The court disagrees. The complaint does not only allege a violation of privacy by collecting Plaintiff’s IP address. The complaint alleges the TikTok Software “collects as much data as it can about an otherwise anonymous visitor to the Website and matches it with existing data TikTok has acquired and accumulated about hundreds of millions of Americans.” (Compl. ¶14.) California opinions confirm that CIPA authorizes statutory damages “for each violation of the Privacy Act despite a party's inability to prove actual injury” beyond a simple violation of the statute that impacts the plaintiff. (Ribas v.
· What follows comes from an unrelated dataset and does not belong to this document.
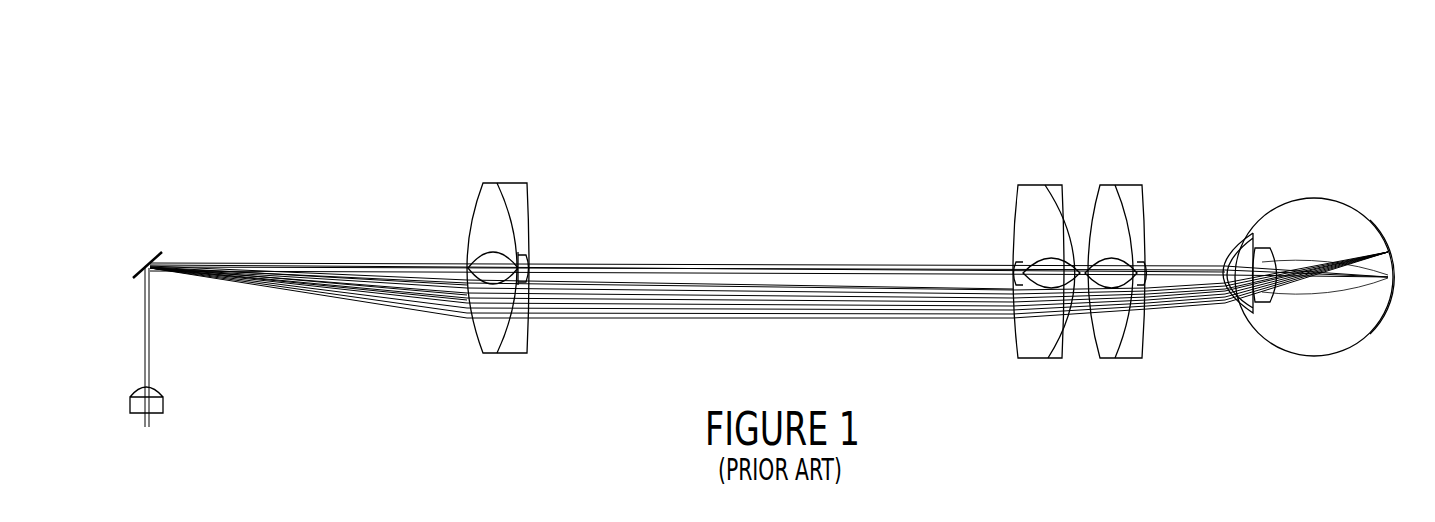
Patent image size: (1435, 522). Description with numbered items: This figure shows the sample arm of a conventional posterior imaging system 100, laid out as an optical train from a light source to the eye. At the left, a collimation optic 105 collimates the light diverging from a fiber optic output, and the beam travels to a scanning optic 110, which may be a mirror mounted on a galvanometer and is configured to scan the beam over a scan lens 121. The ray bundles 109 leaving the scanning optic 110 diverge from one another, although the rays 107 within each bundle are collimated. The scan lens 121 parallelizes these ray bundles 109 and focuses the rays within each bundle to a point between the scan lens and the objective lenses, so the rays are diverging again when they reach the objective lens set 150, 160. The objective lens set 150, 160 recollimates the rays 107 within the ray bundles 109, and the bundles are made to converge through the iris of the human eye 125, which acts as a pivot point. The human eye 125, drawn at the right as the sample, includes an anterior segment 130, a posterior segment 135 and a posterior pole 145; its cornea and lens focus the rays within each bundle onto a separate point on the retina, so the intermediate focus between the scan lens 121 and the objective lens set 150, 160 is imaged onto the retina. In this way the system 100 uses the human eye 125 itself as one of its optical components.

Clark (1985) 38 Cal.3d 355, 365.)

 

Accordingly, the court OVERRULES the demurrer to the complaint.

 

Motion to Strike

 

Defendant OnePlus moves the court for an order striking certain allegations from Plaintiff’s complaint concerning Plaintiff’s class member allegations and request for attorney fees. Defendant makes the motion on the grounds the class member allegations are irrelevant and improper in a complaint filed by an individual plaintiff, and Plaintiff has failed to allege any established California law or sufficient facts for recovery of attorney fees under California Penal Code section 638.51.

 

Although a typographical error according to Plaintiff, the court strikes Plaintiff’s allegations regarding class actions as irrelevant matter. Moreover, the court agrees the complaint fails to allege a basis for attorney fees. Although Plaintiff argues they seek attorney fees pursuant to Code of Civil Procedure section 1021.5, it is not alleged in the complaint.

 

Accordingly, the court GRANTS Defendant’s motion to strike with leave to amend.